Living in Subterfugia: The land of the euphemism

I’m not going to go as far as to describe our times as Orwellian but they do seem to have an Alice in Wonderland-like quality.  The Premier of Alberta tweeted out the link to a video that was an unabashed defence of the oil and gas industry in Canada but after watching the 2+ minute, slickly produced video – I had to listen again.  The entire clip never mentioned the words ‘oil’ or ‘gas’ (the word oil was used once but not in the context of the Canadian oil and gas industry).   By contrast the words ‘energy’ and ‘resources’ were used constantly.  If you closed your eyes you might think you were listening to a video about the wind energy sector.

Why can’t we say the words oil and gas?  Why when we talk about pipelines we talk about energy and resources?  Are we planning on putting soybeans or wood pulp in the pipe?

The PM last week tweeted out a link to this press release “Creating clean growth and jobs in British Columbia’s energy sector“.   The first paragraph reads:

Canada’s natural resources drive our economy and support thousands of middle class jobs.
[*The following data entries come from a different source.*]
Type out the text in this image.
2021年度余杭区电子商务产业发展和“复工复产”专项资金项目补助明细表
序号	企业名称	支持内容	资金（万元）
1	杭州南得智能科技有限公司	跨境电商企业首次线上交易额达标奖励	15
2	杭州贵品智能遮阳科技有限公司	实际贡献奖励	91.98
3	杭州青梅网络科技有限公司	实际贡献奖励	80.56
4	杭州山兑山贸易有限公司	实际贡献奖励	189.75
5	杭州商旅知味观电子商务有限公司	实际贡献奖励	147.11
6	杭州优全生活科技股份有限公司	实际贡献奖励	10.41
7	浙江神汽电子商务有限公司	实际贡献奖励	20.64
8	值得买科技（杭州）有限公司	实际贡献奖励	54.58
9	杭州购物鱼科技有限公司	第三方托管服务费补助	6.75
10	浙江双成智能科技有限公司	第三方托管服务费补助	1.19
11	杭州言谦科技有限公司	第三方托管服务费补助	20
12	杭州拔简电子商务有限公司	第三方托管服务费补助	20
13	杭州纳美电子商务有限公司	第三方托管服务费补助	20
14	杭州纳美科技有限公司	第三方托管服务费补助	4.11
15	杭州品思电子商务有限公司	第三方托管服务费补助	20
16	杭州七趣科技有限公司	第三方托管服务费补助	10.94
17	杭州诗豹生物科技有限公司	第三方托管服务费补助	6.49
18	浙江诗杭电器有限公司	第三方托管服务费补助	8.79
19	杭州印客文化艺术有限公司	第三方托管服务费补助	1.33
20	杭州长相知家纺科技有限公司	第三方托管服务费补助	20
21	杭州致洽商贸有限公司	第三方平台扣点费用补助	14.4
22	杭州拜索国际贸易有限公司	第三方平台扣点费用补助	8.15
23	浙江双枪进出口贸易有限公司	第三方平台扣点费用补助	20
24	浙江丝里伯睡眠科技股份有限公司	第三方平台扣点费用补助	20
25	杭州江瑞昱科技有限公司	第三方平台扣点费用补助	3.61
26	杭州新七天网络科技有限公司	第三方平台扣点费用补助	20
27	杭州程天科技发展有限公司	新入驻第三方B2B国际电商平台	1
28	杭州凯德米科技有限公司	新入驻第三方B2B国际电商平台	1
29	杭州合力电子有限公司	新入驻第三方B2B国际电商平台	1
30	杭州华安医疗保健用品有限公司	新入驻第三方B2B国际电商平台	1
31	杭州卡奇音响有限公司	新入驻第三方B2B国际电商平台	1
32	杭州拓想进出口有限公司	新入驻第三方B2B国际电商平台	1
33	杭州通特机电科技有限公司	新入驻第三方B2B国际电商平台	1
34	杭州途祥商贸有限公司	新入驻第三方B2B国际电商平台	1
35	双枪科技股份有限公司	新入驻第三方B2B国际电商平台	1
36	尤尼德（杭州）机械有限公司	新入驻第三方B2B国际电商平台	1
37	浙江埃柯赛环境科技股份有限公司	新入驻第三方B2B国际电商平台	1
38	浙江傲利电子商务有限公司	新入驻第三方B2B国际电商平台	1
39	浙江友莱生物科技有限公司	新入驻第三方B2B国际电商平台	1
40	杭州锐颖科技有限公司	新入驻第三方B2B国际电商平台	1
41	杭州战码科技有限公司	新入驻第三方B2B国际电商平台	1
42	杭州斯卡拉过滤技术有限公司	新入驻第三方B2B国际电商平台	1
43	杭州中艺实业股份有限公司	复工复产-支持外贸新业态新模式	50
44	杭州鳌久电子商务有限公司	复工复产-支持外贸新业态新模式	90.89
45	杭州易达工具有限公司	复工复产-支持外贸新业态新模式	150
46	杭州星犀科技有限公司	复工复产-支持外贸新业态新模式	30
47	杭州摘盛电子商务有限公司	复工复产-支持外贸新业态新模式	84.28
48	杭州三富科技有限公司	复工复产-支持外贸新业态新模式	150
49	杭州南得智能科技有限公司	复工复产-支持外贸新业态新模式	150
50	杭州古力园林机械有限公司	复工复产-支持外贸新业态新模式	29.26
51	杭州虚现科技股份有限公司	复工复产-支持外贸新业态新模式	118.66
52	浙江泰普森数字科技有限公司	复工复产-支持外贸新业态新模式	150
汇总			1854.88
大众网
Building modern infrastructure and clean technologies in the resource sector is part of the Government of Canada’s plan to get our resources to new markets, spark economic growth, and accelerate Canada’s clean energy transition.

I had to read and then re-read this press release to really figure out what was going on.

The Canadian government is providing financial support to help the dramatic expansion of B.C’s natural gas industry and the hydraulic fracturing of natural gas.  The $40 billion LNG export terminal will ship Canadian natural gas to Asia for decades and be conduit for the extraction of billions of cubic metres of natural gas.  Yes, the Canadian government’s dollars will be targeted to ensure that green electricity is used in the extraction and distribution of the natural gas but, relative to the overall incremental emissions, this is a secondary issue.

Now, if I was writing the PM’s press releases and tweets, I would have said that fracked BC gas will be used to reduce the need for coal-fired electricity generation in Asia resulting in a significant net-reduction in GHGs globally over the next 40-50 years’ life of the LNG export terminal.

But that doesn’t fit neatly into the narrative.  Why speak plainly when tarted up euphemisms might trick a few folks into thinking this is something other?

Will  the PM be in New Brunswick soon to announce federal government support for fracking in New Brunswick to provide gas for the proposed LNG export terminal in Nova Scotia that will serve European markets and reduce the need for coal-fired generation there?  Right now the plan is to bring all that gas in from Alberta and the United States and skip right over any local supply.

I realize in this social media era, we are tempted to let the big policy issues get lost in the sea of tweets about Trump, the Kardashians and other ephemeral issues but we should have serious conversations about oil and gas, about immigration, about environmental stewardship, about global warming, about governments and fiscal sustainability over 20-30 years, rural development in the coming years,  etc.

I’m not convinced we will ever have a serious conversation about natural gas development in New Brunswick or Nova Scotia.  Attitudes have hardened.  Politicians won’t want to fight that battle.  I’m not sure about other natural resources-based development – mining, aquaculture, etc.

Resist the temptation to boil things down, tweet out pablum at 4:30 pm and hope the public doesn’t notice.  Let’s have serious conversations about the future.

Alice in Wonderland was just a story.  No one really wants to live there.